Lido, the DeFi platform, suggested a cap on the network’s staked Ethereum share on Friday, citing a possible systemic danger presented by the coin.

Several well-known Ethereum engineers, including co-founder Vitalik Buterin, have said that no one protocol should have a majority staking ETH, according to a governance proposal presented on Friday by the fifth-largest DeFi protocol.

It is still too early to cast a vote on the proposition. First, Lido wants to determine whether or not a restriction on staking is necessary, and to what degree.

Lido Staked Ethereum (stETH) had a significant decline recently, resulting in large-scale market liquidations, prompting this suggestion. After the decline, the stETH and ETH prices diverged, which might hamper the impending integration process.

In terms of liquid staked Ethereum, Lido is by far the most popular supplier of this kind of token, which can be traded for staked Ethereum. Once the merging is active, its primary product, stETH, may be redeemed for ETH.

According to Lido’s plan, the blockchain faces an existential danger if staked Ethereum is concentrated in the hands of only one protocol.

Limiting stakes was also said to be done in good faith, believing that other liquid staking methods would do the same. Rocket Pool’s recent introduction would also enable newcomers to step in and fill any gaps in supply.

The value difference between stETH and ETH, if allowed to expand, might potentially constitute a “systemic” danger to the merger.

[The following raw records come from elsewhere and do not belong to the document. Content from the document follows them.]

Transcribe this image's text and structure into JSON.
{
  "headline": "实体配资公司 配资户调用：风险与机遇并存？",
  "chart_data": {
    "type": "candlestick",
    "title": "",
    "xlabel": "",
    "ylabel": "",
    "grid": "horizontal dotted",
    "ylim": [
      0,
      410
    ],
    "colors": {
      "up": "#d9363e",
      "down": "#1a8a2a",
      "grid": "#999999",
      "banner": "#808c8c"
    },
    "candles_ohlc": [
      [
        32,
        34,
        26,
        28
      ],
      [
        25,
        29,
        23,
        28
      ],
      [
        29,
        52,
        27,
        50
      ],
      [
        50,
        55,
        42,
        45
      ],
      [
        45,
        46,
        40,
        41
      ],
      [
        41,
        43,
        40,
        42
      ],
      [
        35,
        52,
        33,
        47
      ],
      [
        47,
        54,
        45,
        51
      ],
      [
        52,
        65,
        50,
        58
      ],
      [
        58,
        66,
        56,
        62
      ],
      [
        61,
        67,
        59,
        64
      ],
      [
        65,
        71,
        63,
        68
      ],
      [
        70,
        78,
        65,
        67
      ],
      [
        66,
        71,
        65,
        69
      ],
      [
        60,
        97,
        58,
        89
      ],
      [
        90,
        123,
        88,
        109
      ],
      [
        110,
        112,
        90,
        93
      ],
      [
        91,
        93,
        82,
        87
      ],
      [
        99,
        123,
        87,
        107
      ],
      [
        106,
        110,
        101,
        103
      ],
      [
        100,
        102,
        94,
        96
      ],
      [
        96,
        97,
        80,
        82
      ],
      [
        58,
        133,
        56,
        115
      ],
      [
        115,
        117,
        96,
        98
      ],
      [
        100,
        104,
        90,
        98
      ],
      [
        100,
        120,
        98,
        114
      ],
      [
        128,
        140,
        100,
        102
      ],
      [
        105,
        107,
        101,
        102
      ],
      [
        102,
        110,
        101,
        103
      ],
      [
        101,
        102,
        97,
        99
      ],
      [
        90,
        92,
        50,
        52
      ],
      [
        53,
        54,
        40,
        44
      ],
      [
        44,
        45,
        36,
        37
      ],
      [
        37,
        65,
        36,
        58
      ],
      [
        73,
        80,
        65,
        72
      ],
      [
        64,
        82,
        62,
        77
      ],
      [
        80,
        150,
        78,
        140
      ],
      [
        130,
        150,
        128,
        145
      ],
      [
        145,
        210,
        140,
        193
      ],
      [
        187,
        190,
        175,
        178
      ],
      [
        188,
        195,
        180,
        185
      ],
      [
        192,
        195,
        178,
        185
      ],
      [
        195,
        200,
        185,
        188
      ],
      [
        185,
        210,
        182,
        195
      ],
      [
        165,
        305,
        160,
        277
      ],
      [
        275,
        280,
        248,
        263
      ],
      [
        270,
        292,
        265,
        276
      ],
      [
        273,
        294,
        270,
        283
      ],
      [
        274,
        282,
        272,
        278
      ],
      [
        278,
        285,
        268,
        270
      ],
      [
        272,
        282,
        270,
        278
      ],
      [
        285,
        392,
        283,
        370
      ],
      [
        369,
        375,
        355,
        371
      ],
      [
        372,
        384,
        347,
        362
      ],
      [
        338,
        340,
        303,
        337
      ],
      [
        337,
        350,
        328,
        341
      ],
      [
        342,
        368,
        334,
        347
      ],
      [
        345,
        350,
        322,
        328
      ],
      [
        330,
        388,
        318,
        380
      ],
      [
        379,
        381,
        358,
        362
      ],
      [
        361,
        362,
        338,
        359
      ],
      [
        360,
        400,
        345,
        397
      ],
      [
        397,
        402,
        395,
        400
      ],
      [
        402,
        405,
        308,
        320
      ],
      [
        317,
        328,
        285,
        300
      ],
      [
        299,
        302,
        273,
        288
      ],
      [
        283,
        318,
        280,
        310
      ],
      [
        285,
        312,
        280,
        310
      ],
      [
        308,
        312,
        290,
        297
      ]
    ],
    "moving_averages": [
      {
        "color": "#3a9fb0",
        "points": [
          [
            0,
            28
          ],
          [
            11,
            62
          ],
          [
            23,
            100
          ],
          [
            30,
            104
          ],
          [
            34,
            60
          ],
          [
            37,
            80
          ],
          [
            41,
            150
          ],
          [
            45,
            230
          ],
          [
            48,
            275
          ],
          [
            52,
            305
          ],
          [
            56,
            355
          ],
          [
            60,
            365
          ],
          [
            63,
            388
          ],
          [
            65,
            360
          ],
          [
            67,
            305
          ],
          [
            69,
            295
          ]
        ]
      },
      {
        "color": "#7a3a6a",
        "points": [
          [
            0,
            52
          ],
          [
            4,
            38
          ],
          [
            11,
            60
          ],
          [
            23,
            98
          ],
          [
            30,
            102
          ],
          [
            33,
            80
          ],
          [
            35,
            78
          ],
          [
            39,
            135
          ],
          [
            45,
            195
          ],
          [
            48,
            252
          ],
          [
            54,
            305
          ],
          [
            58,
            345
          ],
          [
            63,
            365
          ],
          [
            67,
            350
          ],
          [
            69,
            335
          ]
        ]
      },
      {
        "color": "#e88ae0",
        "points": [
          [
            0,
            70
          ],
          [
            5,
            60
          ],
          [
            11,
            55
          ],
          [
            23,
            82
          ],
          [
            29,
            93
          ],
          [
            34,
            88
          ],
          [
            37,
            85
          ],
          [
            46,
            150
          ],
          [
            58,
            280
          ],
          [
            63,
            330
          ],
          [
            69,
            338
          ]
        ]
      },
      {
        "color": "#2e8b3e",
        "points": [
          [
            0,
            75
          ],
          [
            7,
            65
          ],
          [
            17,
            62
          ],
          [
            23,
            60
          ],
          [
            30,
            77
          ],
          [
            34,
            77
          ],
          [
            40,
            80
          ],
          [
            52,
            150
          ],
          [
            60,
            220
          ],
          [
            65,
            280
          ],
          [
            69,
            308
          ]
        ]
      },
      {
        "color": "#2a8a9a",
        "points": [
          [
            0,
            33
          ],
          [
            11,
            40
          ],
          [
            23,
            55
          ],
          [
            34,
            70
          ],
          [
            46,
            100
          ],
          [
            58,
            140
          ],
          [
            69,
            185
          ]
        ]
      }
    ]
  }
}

Lido, on the other hand, said in its proposal that if it chooses to restrict its staking exposure, a centralized exchange-led KYC standard might dominate the market.

Other liquid staking providers may be unable to expand rapidly enough to satisfy demand, resulting in a liquidity shortage.

As Lido put it, “the winner takes all” in the market for staking derivatives might be a “winner-takes-all” situation.

The idea is now up for discussion. Lido’s future is currently in the hands of the community.